Landkreis Aurich
Entwürfe vorgestellt

Mega-Baugebiet wirft Schatten voraus

Zwischen den Auricher Ortsteilen Haxtum und Extum entstehen auf 22 Hektar mehrere Hundert Grundstücke. Eine Erschließung könnte in zwei Jahren möglich sein.

Von Peter Saathoff

Aurich. Aurichs aktuell größtes Baugebiet „Im Timp” nimmt weiter Formen an. Zwischen Haxtum und Extum soll in wenigen Jahren eine 22 Hektar große Fläche für Bauinteressierte erschlossen werden. Baurätin Irina Krantz und die Investoren haben ihren aktuellen Stand am Dienstag in einem Pressegespräch präsentiert. Noch sind die Entwürfe zwar nicht final, aber die Konturen sind bereits deutlich erkennbar. Geplant ist ein großes Potpourri aus Einfamilienhäuser, Doppelhäusern, Reihenhäusern und Mehrfamilienhäusern in einem „Miteinander mit der Natur”, wie die Baurätin mitteilte. 25 Prozent der Immobilien sollen unter „bezahlbar” laufen. Noch bleibt aber unklar, was die Investoren unter bezahlbar genau verstehen.

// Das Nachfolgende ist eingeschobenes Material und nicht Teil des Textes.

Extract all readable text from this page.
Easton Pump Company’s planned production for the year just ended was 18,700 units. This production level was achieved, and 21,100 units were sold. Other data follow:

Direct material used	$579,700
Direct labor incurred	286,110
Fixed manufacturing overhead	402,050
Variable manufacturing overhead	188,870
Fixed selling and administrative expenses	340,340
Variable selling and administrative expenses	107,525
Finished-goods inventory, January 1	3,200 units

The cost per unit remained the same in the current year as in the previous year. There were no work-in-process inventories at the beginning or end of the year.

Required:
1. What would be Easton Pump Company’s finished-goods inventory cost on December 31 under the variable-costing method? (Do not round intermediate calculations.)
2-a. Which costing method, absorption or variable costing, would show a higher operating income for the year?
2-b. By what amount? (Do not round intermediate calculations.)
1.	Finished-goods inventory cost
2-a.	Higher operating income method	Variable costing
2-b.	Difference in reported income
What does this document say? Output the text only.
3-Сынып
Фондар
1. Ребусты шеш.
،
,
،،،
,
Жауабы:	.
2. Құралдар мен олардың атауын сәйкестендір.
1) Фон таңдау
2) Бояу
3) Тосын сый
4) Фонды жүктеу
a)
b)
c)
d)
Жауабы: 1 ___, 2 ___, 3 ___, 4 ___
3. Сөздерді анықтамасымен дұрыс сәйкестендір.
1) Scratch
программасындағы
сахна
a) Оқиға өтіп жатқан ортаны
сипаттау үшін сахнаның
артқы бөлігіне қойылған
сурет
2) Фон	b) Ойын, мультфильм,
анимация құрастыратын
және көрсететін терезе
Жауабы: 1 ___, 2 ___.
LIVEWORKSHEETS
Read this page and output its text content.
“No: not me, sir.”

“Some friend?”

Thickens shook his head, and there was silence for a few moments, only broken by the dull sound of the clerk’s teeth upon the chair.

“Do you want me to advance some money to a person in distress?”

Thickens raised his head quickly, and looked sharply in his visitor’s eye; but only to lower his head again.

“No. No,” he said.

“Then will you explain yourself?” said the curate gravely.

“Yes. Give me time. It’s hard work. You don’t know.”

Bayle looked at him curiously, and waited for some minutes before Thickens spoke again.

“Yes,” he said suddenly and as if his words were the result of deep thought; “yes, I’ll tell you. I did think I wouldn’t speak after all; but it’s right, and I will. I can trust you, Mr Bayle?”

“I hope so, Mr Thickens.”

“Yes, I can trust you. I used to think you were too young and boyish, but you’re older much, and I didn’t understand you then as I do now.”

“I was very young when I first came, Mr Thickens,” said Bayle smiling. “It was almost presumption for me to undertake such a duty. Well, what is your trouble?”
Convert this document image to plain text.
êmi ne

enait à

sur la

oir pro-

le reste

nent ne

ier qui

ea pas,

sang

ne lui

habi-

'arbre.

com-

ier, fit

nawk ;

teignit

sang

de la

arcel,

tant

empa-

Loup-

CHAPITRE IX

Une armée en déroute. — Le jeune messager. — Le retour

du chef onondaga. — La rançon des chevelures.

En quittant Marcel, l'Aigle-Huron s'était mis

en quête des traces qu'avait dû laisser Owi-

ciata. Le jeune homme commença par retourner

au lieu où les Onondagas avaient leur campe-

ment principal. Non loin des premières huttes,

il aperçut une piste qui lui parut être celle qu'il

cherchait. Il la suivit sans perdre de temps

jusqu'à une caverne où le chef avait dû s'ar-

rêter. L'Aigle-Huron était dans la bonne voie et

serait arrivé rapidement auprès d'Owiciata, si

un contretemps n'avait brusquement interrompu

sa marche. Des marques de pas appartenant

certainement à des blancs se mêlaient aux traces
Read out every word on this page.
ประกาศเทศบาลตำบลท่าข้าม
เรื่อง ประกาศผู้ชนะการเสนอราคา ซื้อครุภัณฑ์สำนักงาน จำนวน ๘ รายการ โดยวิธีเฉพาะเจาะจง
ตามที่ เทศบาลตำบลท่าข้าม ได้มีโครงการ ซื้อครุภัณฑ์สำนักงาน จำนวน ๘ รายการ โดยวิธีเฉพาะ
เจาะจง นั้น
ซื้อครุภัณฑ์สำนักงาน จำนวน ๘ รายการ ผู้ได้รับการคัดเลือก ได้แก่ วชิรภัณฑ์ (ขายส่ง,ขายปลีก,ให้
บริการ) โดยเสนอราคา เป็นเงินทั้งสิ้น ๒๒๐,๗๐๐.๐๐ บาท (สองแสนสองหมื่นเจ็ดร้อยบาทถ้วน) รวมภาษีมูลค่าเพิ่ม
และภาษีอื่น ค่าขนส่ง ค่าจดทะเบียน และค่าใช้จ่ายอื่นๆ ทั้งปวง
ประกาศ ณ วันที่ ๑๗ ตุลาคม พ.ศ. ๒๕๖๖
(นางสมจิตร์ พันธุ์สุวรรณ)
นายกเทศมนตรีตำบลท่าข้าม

„Das könnte ein Reihenmittelhaus mit ein bisschen Garten sein”, gab die Baurätin einen Ausblick, „oder eine Eigentumswohnung.” Die Investoren selber wollten sich dazu nicht konkret äußern. Konkreter wurden sie bei den Grundstücksgrößen, die sie für die rund 159 Einfamilien- und Doppelhäusern, den 51 Reihenhäusern und den 54 Mehrparteienhäusern planen. Investor Udo Fuhrmann, der den weitaus größeren Bereich östlich der Straße „Im Timp” mit einer Gesellschaft erschließen will, kalkuliert mit Größen zwischen 600 und 700 Quadratmetern. „Früher waren in Aurich 1000 Quadratmeter übrig”, sagte Fuhrmann, der zuletzt in Emden bei der Erschließung des Kasernengeländes öffentlich in Erscheinung trat. „Aber die Zeiten sind vorbei.”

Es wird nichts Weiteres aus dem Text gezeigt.